We are getting eerily close to the famous “Liar’s Paradox”. Consider the assertion (in natural language) “This sentence is false.” If we accept it as true, then it must actually be false, and vice versa — a contradiction either way, and so there is no coherent way to assign a truth value to that assertion. Of course in classical logic, a well formed statement must have a truth value (in the natural numbers), and so that must mean that this kind of self-reference isn’t allowed in logic, right?

Not exactly.
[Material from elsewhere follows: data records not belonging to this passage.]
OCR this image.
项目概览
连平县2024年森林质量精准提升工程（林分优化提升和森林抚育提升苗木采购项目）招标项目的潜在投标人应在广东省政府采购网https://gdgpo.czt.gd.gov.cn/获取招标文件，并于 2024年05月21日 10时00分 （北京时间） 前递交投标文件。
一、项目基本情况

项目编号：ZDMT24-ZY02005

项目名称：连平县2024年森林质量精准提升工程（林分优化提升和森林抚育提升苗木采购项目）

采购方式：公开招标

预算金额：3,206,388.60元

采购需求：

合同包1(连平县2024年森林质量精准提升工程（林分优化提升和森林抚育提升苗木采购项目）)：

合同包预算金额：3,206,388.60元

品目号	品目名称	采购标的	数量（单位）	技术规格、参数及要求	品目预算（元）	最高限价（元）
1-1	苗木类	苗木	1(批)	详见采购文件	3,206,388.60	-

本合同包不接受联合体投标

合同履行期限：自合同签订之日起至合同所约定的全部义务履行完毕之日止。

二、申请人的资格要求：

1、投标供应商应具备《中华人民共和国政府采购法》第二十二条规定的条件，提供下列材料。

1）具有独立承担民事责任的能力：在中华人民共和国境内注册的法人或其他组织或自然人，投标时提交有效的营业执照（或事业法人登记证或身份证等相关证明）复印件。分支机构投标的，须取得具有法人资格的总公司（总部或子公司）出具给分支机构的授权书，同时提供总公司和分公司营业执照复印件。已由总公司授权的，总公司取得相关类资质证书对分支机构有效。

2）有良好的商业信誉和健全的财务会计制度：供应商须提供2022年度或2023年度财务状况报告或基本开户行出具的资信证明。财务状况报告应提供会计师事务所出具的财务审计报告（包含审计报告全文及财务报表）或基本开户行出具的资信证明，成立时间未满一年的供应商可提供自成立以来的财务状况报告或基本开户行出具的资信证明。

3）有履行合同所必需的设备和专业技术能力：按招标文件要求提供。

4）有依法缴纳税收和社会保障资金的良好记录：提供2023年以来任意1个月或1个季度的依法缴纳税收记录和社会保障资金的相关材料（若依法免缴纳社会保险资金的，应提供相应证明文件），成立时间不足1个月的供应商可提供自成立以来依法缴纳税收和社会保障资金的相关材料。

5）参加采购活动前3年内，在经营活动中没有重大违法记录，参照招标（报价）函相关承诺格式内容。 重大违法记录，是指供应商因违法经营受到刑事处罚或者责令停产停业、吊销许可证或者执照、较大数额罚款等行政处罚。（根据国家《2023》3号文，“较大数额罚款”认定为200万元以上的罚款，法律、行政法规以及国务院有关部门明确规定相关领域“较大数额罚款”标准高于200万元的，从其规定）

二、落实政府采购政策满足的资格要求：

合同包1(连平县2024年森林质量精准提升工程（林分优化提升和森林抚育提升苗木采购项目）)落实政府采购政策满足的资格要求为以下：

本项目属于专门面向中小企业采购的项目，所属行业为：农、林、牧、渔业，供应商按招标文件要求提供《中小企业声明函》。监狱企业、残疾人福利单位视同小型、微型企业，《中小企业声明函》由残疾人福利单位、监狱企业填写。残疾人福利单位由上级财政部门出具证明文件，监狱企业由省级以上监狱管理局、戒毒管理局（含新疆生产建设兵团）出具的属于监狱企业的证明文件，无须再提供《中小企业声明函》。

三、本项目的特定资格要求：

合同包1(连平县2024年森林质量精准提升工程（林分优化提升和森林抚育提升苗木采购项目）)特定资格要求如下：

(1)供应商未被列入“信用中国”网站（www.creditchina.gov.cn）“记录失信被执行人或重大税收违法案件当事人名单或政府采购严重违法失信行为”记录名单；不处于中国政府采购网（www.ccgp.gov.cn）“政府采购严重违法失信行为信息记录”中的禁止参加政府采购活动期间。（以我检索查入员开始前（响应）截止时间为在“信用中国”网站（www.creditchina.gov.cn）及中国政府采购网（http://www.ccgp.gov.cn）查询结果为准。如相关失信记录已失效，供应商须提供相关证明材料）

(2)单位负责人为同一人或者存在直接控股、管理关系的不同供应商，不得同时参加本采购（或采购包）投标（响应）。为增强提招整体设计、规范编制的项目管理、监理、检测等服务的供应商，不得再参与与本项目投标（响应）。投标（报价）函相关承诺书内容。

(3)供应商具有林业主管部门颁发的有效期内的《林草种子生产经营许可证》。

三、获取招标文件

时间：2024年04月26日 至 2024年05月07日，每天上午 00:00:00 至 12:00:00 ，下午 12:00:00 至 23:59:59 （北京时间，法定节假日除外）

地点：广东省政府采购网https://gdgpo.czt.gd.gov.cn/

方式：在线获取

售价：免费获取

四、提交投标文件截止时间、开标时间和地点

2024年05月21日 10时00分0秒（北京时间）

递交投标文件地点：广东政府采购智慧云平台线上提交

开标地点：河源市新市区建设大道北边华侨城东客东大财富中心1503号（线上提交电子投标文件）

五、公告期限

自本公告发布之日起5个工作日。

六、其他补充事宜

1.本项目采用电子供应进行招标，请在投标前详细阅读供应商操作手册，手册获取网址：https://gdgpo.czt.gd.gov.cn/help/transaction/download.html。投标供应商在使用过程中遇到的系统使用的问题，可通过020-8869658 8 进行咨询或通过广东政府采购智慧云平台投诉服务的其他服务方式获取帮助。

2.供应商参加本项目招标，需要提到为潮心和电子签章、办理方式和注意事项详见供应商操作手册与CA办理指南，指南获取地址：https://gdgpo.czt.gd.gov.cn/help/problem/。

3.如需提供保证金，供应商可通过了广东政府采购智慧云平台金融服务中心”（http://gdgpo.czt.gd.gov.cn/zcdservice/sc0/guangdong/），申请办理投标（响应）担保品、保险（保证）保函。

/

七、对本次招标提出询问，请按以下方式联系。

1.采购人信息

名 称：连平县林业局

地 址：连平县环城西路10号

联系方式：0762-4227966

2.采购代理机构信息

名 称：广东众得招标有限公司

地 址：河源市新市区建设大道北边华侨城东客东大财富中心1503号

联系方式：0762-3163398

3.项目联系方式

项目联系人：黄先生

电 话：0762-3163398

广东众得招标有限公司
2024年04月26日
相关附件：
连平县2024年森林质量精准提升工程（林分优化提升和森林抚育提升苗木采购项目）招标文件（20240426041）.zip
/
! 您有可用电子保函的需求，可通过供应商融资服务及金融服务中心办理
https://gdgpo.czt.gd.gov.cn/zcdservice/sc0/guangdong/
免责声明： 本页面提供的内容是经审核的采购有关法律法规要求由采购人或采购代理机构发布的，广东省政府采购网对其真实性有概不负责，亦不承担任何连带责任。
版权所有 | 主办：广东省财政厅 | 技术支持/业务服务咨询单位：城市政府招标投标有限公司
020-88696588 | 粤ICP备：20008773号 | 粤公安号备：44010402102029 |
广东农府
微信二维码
Given any formula $\theta(x)$, there is a “self-referential” statement $\sigma$ which is true if and only if $\theta(\lceil \sigma \rceil)$ is true (this result is known alternatively as the “Diagonal Lemma” or “Fixed Point Lemma”). That is, $\sigma$ asserts that $\sigma$ has the property defined by $\theta(x)$. So for example, if $\theta(x)$ is the formula that says “There is no proof from the axioms of arithmetic of the formula coded by $x$“, then $\sigma$ would be true if and only if there is no proof of it! In other words, $\sigma$ is, essentially, the assertion “This sentence is not provable.” (This result is well-known as one of Gödel’s incompleteness theorems.)

So if self-reference isn’t the problem with formalizing the Liar’s Paradox, what exactly is that problem? “This sentence is not provable” can be formalized– but “This sentence is false” cannot? The issue must be with the notion of truth itself. This is precisely what Tarski’s Undefinability Theorem states: there is no formula $\tau(x)$ such that, for any statement $\sigma$, $\sigma$ is true if and only if $\tau(\lceil \sigma \rceil)$ is true.

The proof is simple, given the “Diagonal Lemma”: suppose $\tau(x)$ defines truth. That is, it expresses “The statement coded by x is true”. Then its negation should express “The statement coded by x is false.” Apply the Diagonal Lemma and obtain a self-referential statement $\sigma$, which would express “This statement is false.” Then $\sigma$ is true if and only if it is false, which is a contradiction. Therefore there can be no formula $\tau(x)$!

I discussed this theorem in my Computability course last semester, with a more computability-theoretic proof. I hope to describe that proof in a future post.